De novo prediction of the genomic components and capabilities for microbial plant biomass degradation from (meta-)genomes
- Equal contributors
1 Max-Planck Research Group for Computational Genomics and Epidemiology, Max-Planck Institute for Informatics, University Campus E1 4, Saarbrücken, 66123, Germany
2 Department of Chemistry, Biotechnology and Food Science, Norwegian University of Life Sciences, Post Office Box 5003, Ås, 1432, Norway
3 Department of Algorithmic Bioinformatics, Heinrich Heine University Düsseldorf, Düsseldorf, 40225, Germany
Biotechnology for Biofuels 2013, 6:24 doi:10.1186/1754-6834-6-24Published: 15 February 2013
Understanding the biological mechanisms used by microorganisms for plant biomass degradation is of considerable biotechnological interest. Despite of the growing number of sequenced (meta)genomes of plant biomass-degrading microbes, there is currently no technique for the systematic determination of the genomic components of this process from these data.
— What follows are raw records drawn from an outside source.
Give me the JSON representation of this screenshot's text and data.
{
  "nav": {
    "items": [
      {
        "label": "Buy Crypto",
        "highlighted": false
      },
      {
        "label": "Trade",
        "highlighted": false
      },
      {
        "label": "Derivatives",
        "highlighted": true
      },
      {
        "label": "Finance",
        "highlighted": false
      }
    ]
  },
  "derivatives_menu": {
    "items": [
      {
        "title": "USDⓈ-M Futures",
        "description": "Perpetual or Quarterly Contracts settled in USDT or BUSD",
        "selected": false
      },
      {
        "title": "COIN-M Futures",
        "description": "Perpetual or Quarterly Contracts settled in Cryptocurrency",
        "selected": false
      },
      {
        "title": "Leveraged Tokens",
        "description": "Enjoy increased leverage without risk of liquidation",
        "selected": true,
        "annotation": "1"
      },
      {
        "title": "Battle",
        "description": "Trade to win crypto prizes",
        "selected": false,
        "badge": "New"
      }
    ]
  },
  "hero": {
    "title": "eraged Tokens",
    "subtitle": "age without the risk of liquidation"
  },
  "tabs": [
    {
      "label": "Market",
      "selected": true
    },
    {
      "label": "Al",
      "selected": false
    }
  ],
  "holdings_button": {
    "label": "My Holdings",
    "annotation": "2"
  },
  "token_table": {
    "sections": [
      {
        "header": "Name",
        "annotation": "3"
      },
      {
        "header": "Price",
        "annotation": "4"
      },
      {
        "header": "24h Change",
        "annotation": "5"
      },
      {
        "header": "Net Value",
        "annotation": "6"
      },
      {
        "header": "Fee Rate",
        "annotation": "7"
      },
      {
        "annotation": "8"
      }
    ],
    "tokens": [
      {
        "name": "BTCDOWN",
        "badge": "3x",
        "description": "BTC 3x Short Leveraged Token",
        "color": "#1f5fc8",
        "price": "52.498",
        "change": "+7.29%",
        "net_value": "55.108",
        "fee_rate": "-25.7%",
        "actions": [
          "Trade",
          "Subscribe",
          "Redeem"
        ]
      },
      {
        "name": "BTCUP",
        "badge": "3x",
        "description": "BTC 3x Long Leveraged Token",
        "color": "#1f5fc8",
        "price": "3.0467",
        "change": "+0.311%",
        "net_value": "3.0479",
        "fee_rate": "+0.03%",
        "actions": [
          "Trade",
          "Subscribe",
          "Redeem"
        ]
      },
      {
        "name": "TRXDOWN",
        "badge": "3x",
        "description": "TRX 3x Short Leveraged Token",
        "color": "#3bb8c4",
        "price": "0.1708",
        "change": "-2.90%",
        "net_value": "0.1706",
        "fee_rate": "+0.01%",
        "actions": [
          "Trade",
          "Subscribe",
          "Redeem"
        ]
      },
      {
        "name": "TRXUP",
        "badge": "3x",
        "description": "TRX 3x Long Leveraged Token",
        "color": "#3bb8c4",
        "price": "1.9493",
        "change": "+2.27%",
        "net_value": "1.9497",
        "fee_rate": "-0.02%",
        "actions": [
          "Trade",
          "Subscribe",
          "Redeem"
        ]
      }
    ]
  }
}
We describe a computational method for the discovery of the protein domains and CAZy families involved in microbial plant biomass degradation. Our method furthermore accurately predicts the capability to degrade plant biomass for microbial species from their genome sequences. Application to a large, manually curated data set of microbial degraders and non-degraders identified gene families of enzymes known by physiological and biochemical tests to be implicated in cellulose degradation, such as GH5 and GH6. Additionally, genes of enzymes that degrade other plant polysaccharides, such as hemicellulose, pectins and oligosaccharides, were found, as well as gene families which have not previously been related to the process. For draft genomes reconstructed from a cow rumen metagenome our method predicted Bacteroidetes-affiliated species and a relative to a known plant biomass degrader to be plant biomass degraders. This was supported by the presence of genes encoding enzymatically active glycoside hydrolases in these genomes.
Our results show the potential of the method for generating novel insights into microbial plant biomass degradation from (meta-)genome data, where there is an increasing production of genome assemblages for uncultured microbes.